Vogue’S Anna Wintour of discontent calls the fashion shots today, as recorded in this autumn’s shallow but enjoyably bitchy documentary DVD, The September Issue.

Once it was Gabrielle ‘Coco’ Chanel who decided what’s in and out, and as with Wintour’s profile, you will not see the full picture in Anne Fontaine’s biographical film.

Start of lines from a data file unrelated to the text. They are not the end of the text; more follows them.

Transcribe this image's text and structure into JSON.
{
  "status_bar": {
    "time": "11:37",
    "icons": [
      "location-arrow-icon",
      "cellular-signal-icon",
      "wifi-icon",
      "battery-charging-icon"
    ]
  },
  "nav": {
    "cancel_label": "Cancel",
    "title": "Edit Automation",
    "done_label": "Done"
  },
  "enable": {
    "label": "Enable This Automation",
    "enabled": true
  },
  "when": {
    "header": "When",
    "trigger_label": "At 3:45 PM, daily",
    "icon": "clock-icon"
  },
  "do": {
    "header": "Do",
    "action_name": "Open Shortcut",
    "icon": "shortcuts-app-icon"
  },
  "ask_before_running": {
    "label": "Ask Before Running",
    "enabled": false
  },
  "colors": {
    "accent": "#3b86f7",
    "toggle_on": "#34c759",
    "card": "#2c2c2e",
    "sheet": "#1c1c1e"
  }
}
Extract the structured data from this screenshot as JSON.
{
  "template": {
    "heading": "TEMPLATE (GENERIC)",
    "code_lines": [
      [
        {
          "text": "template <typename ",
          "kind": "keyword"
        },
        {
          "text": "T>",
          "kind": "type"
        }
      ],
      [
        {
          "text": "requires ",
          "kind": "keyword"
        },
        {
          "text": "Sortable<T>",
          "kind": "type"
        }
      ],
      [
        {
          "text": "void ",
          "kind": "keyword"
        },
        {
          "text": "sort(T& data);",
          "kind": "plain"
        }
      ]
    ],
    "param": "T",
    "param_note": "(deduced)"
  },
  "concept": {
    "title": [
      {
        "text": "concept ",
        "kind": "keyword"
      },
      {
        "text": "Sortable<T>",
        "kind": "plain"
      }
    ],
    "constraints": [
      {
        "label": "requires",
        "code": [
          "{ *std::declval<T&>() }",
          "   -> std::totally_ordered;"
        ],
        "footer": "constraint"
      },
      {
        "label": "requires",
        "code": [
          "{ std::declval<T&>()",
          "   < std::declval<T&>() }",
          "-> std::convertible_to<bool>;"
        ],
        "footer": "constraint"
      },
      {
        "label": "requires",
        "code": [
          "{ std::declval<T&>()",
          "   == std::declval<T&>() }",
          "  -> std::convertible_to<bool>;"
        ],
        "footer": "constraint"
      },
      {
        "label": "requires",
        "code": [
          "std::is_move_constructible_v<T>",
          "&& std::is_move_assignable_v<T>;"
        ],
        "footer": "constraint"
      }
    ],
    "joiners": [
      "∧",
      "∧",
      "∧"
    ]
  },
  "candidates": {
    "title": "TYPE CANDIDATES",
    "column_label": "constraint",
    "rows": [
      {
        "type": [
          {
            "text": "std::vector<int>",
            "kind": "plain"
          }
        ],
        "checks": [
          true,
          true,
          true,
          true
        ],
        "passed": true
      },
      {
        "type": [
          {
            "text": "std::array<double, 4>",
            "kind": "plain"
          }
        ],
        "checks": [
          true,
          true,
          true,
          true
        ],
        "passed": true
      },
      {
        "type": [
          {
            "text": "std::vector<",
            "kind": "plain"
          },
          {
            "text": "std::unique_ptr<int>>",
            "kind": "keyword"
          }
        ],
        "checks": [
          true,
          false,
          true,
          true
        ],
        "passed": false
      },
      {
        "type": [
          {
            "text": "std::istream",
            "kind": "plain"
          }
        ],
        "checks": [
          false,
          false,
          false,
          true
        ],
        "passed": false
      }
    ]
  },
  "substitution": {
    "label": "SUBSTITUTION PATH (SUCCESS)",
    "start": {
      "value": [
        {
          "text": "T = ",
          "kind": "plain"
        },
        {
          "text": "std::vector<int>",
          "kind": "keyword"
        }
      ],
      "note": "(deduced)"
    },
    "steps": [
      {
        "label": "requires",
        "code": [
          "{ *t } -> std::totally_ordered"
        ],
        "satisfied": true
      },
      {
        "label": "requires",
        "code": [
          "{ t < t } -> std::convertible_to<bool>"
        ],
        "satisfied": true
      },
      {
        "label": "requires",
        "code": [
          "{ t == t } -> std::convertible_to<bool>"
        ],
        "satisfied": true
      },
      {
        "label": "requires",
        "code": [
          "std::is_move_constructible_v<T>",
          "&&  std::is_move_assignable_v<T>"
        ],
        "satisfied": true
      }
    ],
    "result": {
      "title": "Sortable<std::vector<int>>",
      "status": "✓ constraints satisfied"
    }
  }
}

Nor will you have as much fun observing her more idiosyncratic ways.

Coco, before Chanel, was born into humble circumstances and Fontaine charts her rise, risqué life and scandals before the years of the little black dress and the little black mark for her Nazi links.

As you would expect, the film is cut from the finest cloth, its couture exquisite, its chic oh-so French, and its leading star cannily cast in the gamine form of Audrey Tautou.

Jewellery from the Chanel Conservatory and Catherine Leterrier’s costumes evoke the era, but the story needs oil and grit, and at first it has both, when Gabrielle and her sister are dumped by their father in a convent orphanage before earning a living as cabaret performers for drunken soldiers and as seamstresses.

Coco’s world changes after she becomes the plaything of benefactor Etienne Balsan (Benoit Poelvoorde), where she stands out from the crowd, distinctive in her unusual fashions and lonesome in her love affair with Englishman Arthur ‘Boy’ Capel (Alessandro Nivola).

Fontaine’s direction has plenty of style but her joint screenplay with Camille Fontaine and Christopher Hampton lacks heat, as does Tautou’s sullen, sunken portrayal of Coco. The whiff of scandal wafts across the nostrils, but never playfully, and instead the tone is icy and hard and distant, to match Coco’s unbreakable determination.

Like so much in the fashion industry, Coco Before Chanel makes you feel you can “look but don’t touch”.

DVD extras: Director commentary; Coco Before Chanel: The Meeting feature, including cast and crew interviews; Making Of feature.